October 29, 2001
Monday, October 29, 2001
Well the end of the cruise is fast approaching, and everyone is looking
forward to the traditional cookout on the back of the fantail. This year
it happens to coincide with Halloween so the slate of events is full with
the BBQ, Roses burial at sea (Tims late retriever-collie mix),
a live concert featuring The Atlantis Deep-Sea Blue Water Band, and then
an open-mike session with Chief Scientist Craig Cary.
With these thoughts in mind, I have been reflecting on what motivates people to come out here 1,200 miles from land, far from family, news, and the World Series. For members of the science team, the reasons seem obvious to me. An Atlantis/Alvin cruise offers the chance for a once-in-a-lifetime experience. A chance to do something relatively unique. Fun. To visit, study, and collect samples from an ecosystem unimaginable just 25 years ago. Many of the scientists lucky enough to have the chance to dive in Alvin describe it as a life-changing event. One that usually has been dreamed of many years earlier. One that gives a new, or renewed sense of ones place and humanitys place on Earth.
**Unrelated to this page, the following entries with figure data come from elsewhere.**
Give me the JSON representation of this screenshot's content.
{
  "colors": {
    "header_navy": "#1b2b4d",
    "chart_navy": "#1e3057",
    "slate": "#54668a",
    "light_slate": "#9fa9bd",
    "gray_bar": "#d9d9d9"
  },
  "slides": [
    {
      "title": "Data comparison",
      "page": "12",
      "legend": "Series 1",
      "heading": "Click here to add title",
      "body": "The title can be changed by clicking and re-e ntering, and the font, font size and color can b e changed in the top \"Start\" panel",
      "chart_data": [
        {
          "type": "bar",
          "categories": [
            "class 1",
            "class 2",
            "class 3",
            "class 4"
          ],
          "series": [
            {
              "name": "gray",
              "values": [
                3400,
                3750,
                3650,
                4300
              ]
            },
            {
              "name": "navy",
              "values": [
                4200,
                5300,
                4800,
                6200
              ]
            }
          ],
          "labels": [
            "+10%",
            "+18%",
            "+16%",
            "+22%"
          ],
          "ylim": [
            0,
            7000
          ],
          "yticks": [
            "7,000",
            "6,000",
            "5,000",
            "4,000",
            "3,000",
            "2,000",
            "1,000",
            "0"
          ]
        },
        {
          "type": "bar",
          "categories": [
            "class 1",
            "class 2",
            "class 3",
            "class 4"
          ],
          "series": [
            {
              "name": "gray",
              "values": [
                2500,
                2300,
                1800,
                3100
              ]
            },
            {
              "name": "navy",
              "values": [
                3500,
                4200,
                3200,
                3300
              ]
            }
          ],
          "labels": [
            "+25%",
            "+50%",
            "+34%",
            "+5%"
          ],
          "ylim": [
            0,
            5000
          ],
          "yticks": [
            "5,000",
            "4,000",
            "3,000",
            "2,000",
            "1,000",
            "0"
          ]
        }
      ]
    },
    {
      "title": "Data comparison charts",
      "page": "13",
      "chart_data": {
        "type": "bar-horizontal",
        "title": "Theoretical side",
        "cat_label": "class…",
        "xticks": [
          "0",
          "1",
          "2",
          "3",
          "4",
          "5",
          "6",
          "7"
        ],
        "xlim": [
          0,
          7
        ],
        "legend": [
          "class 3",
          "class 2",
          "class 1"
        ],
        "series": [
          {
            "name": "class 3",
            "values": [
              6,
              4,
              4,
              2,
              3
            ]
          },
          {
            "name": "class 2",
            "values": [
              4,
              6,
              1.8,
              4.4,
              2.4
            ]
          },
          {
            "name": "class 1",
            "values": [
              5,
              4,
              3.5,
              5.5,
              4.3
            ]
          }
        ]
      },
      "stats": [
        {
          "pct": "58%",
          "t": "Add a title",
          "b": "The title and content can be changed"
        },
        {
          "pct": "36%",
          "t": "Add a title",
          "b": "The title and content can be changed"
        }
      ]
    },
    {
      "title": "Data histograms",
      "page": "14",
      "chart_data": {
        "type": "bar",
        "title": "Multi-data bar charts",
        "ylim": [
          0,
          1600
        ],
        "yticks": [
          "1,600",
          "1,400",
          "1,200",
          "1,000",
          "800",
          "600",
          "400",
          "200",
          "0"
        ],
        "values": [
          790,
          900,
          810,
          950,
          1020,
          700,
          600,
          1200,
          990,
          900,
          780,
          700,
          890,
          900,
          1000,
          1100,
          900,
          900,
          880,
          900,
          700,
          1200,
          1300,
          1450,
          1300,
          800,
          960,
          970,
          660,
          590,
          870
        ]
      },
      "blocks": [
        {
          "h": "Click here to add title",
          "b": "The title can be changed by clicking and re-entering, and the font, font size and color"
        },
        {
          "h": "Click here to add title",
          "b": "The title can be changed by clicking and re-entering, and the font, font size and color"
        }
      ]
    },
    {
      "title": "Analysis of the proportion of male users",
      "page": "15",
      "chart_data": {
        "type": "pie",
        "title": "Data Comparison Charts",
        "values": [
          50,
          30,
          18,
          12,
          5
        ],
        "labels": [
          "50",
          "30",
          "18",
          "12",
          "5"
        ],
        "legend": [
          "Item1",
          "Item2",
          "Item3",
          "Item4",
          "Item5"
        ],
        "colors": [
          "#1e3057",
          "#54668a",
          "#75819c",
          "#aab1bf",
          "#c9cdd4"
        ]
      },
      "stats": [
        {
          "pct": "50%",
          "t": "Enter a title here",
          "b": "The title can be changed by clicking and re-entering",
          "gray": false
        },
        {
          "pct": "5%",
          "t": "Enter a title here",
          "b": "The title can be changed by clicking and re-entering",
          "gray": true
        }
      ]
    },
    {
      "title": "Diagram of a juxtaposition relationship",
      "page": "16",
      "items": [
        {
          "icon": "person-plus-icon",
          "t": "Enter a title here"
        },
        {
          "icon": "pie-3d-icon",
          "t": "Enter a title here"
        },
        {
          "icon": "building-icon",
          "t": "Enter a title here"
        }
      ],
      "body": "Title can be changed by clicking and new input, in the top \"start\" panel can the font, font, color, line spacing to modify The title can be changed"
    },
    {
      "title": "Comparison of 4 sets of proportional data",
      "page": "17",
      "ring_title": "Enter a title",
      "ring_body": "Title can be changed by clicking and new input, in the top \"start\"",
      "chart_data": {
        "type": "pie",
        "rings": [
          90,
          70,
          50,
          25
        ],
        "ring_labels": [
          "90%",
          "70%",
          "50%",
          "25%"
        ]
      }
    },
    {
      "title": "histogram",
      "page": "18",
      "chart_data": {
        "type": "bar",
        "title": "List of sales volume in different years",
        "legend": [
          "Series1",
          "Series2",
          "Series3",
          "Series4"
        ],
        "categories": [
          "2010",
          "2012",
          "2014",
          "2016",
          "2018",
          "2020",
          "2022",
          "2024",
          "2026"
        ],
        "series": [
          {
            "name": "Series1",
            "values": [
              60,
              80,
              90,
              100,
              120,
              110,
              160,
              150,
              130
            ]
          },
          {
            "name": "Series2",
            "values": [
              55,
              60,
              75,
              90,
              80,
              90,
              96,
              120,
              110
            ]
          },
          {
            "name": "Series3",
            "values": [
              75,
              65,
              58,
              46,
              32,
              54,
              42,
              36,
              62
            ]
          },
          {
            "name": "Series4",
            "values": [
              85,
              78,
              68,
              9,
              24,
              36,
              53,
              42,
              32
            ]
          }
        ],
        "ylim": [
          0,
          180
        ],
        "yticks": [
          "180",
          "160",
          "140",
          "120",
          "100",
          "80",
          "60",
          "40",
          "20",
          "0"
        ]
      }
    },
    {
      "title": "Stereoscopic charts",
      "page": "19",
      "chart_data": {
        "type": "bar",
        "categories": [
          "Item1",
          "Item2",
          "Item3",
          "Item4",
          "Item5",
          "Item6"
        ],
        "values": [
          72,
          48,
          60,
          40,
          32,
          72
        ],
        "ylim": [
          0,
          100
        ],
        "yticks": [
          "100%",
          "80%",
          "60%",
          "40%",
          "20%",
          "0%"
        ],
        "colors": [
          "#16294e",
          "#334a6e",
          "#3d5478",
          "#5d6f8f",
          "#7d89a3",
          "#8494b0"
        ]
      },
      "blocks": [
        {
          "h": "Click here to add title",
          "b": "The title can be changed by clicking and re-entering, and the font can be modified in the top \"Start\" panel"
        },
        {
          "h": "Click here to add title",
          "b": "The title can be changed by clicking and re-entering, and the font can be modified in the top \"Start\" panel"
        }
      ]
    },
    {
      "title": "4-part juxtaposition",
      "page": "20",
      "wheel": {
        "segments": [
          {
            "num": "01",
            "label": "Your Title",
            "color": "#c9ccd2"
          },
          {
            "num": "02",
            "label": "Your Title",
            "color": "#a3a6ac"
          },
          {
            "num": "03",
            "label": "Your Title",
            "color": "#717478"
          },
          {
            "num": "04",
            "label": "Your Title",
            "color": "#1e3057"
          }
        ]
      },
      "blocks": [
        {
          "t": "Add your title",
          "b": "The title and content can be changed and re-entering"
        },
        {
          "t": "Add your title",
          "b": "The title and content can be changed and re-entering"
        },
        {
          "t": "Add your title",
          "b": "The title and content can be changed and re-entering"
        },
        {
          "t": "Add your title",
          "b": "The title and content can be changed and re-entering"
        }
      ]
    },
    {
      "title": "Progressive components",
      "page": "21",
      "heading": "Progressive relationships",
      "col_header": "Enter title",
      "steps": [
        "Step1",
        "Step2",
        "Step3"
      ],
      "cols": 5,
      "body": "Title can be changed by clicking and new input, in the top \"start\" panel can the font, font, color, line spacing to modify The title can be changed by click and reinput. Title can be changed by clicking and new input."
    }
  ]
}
For scientists, diving in Alvin gives one a greater sense of and appreciation for life on Earth, its marvelous diversity and adaptability. I certainly felt that way after my first dive in 1995, and I do even more today. I think this perspective is similar to what astronauts describe upon return from space flight. For me, understanding the motivation for crew members is more difficult. The crew maintains all life functions on the ship. From our air conditioning, to our plumbing, communication, ship safety, and cooking all of our wonderful meals, the crew makes everything out here possible. Technically gifted and under the leadership of Capt. George Silva, they get us exactly where we want to go on the dime. The crew is also responsible for our non-Alvin free vehicles. These deployments are often done after dinner, at night, when many of us are taking a short break and perhaps watching a movie. From my perspective, the crew doesnt get the amount of respect they deserve. Many of them are here for the experience, others seem born for this type of life and couldnt imagine doing anything else. And some seem to be here for the romantic lure of the sea. All are incredibly dedicated and make tremendous personal sacrifices to help us do our science. It seems to me the scientists dont do enough to show our appreciation for them. Should we include them in our scientific papers? Christina (one of our Shipboard Science Support Group) said, Naw, chocolate. Dedication and selfless sacrifice. That pretty much describes the crew.
For the Alvin crew, motivation seems more obvious to me. Led by Pat Hickey, the team operates like a finely tuned Special Ops. unit. Highly skilled, close knit, they depend on each other for everything from tooling the sub to navigation from the top lab. They also depend on each other for their and our personal safety. The best show high levels of situational awareness. An almost uncanny (and difficult or impossible-to-teach skill) for knowing what could happen before it does, and making adjustments. Alvin pilots possess many of the same skills as fighter pilots (I know these well, as my brother was an Air Force pilot and flew the U2 spy plane). The chance to be an Alvin crew member means being part of one of the most elite and demanding teams in the world. In the 37-year history of Alvin, there have only been 30 40 pilots. On this cruise, I had the good fortune to be the Port observer on 2 PIT dives. These are dives dedicated to training potential Alvin pilots. The PIT (Pilot In Training) gets some bottom time and a chance to learn the ropes. If after a year or so, the PIT is deemed skilled enough, they are tested back in Woods Hole by Alvin Ops staff, Scientists, and the Navy. Then they may become a pilot.
On this cruise the PIT dives were taken by Anthony Tarantino and Noel Masias. Anthony has been training for about a year and is rapidly developing his skills. Noel took his first-ever dive on this cruise. On Noels dive, Pat Hickey was the pilot. Pat has been doing this a long time and is an absolute wizard on the bottom. He uses the manipulators like they are his own hands. What I learned from these PIT dives is the slope of the learning curve for Alvin pilots. Believe me, it is steep. This is about the ninth or tenth oceanographic cruise and maybe the sixth or seventh Atlantis/Alvin cruise that I have been on. My first was back in 1989 and lasted eight days. The seasickness lasted ten. As I have grown older and more experienced in my field, my perspective has changed. I now am in greater awe and appreciation for the people who work out here eight months a year. But for me, some things have not changed. Being out here with just the wind, sky, and vast blue still gives me a sense of place and balance. But more than ever, its a rush.